Responder, asentir o pedir que no te vuelva a ver nunca
Y sin ni siquiera reflexionar, asientes...
¿La última noche?
¿Los últimos abrazos, besos y caricias?
...Quizás...
¿Deberia de haberlos rechazado?
Sin duda alguna
Te levantas por la mañana, después de haber estado sintiéndolo contigo toda la noche, cada segundo, cada vez que te movías, sin saber, sin preguntar, solo con una idea en la cabeza, la última noche y las caricias parecían mas tiernas que nunca...curiosa ironía.
La mejor y la peor noche que podía haber entre vosotros o tal vez para ti.
Levantarse por la mañana, aceptar las evidencias de los acontecimientos, aceptar que no puedes evitar el llanto que sube a través de la garganta y encogerte entre las sábanas.
"Tal vez dentro de dos meses este mejor y piense que me he equivocado, tal vez pase dentro de una semana o me levante mañana y piense ¿¡Que he hecho!? o tal vez no lo piense nunca."

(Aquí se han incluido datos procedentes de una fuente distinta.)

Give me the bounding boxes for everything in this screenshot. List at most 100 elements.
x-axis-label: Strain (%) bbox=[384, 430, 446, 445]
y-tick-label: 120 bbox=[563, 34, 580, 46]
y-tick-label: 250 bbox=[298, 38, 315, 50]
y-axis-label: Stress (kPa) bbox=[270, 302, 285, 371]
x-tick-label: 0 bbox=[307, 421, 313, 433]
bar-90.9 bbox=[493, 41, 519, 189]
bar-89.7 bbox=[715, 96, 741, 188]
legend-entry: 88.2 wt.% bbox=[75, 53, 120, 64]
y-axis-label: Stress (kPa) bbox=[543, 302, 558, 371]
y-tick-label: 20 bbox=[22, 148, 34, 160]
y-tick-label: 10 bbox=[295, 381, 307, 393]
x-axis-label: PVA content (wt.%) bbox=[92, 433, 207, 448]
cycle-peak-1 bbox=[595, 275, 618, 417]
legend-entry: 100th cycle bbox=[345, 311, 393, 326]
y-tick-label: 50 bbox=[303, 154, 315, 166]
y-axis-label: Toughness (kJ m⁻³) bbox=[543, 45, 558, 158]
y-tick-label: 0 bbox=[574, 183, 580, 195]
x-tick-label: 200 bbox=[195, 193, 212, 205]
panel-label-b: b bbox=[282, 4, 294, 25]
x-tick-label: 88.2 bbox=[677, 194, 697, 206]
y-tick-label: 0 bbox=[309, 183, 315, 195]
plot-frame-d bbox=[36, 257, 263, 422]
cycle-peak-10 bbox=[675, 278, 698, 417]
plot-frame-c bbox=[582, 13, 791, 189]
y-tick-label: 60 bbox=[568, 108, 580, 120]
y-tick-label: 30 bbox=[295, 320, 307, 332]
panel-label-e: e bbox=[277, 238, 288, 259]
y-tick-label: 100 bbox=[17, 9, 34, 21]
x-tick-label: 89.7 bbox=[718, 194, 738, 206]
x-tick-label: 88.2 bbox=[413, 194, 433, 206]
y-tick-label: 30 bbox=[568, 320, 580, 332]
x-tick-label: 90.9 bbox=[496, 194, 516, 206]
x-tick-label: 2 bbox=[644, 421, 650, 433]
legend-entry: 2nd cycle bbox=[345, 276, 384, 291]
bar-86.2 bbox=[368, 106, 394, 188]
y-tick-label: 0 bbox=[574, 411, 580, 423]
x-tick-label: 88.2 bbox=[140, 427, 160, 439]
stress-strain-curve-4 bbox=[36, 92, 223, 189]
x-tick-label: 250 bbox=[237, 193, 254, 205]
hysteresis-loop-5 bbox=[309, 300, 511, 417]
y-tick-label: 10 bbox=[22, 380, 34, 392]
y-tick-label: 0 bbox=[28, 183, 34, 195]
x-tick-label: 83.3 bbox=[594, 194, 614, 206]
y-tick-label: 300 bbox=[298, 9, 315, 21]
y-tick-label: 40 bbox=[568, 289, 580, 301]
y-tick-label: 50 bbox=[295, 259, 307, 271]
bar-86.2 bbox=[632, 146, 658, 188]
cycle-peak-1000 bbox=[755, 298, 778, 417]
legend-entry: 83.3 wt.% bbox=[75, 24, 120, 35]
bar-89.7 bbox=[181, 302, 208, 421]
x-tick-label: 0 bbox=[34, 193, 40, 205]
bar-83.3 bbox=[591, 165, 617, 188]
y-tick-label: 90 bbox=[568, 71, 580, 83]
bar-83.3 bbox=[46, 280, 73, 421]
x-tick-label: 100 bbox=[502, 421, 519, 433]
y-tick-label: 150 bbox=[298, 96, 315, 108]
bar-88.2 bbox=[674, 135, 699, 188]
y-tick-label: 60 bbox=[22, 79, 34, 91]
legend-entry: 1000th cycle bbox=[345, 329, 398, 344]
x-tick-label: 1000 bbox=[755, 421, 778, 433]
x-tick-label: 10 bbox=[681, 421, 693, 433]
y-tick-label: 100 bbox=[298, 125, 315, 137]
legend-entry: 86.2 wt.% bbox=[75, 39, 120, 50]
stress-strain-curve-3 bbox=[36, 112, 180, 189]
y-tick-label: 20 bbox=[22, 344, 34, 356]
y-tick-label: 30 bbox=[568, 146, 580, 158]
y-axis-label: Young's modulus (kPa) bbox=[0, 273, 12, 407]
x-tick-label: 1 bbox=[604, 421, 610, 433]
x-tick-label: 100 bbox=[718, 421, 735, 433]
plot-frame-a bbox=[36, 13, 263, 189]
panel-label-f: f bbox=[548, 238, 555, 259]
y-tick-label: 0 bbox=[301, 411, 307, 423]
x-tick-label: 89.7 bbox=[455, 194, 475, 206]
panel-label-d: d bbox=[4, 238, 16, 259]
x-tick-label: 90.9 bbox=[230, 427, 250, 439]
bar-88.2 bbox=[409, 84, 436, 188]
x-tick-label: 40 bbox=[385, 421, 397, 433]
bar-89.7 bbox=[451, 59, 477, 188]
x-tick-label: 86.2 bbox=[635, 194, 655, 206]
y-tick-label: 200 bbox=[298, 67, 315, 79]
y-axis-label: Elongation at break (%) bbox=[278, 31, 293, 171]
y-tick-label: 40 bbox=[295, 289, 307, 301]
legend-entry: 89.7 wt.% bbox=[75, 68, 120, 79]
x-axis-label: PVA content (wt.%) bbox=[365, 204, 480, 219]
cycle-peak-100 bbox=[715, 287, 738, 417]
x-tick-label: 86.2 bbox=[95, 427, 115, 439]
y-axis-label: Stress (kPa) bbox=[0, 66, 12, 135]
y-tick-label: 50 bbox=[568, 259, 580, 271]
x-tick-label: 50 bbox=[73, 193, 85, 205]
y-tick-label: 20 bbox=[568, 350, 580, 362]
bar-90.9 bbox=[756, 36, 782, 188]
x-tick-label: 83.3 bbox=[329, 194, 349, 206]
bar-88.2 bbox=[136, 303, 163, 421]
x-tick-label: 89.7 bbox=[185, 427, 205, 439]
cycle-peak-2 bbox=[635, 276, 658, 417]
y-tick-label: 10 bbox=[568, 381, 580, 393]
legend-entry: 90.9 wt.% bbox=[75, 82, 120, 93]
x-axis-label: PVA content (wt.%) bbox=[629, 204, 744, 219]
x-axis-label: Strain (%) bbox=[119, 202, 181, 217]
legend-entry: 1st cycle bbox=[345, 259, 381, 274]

Esperanzas que si un lobo hubiese sido sordo, nunca hubiese podido escuchar...
La procupación, el temor, ¿El último beso?
Levantarse al igual que acostarse llega a hacerse algo tan duro y hostil como soportar una tortura y hasta tu propia cama puede ser un lecho de pulgas que no te aporte ni calor, ni descanso.
Mirar la cama con desprecio, buscando entre las sábanas lo que nunca volveras a encontrar.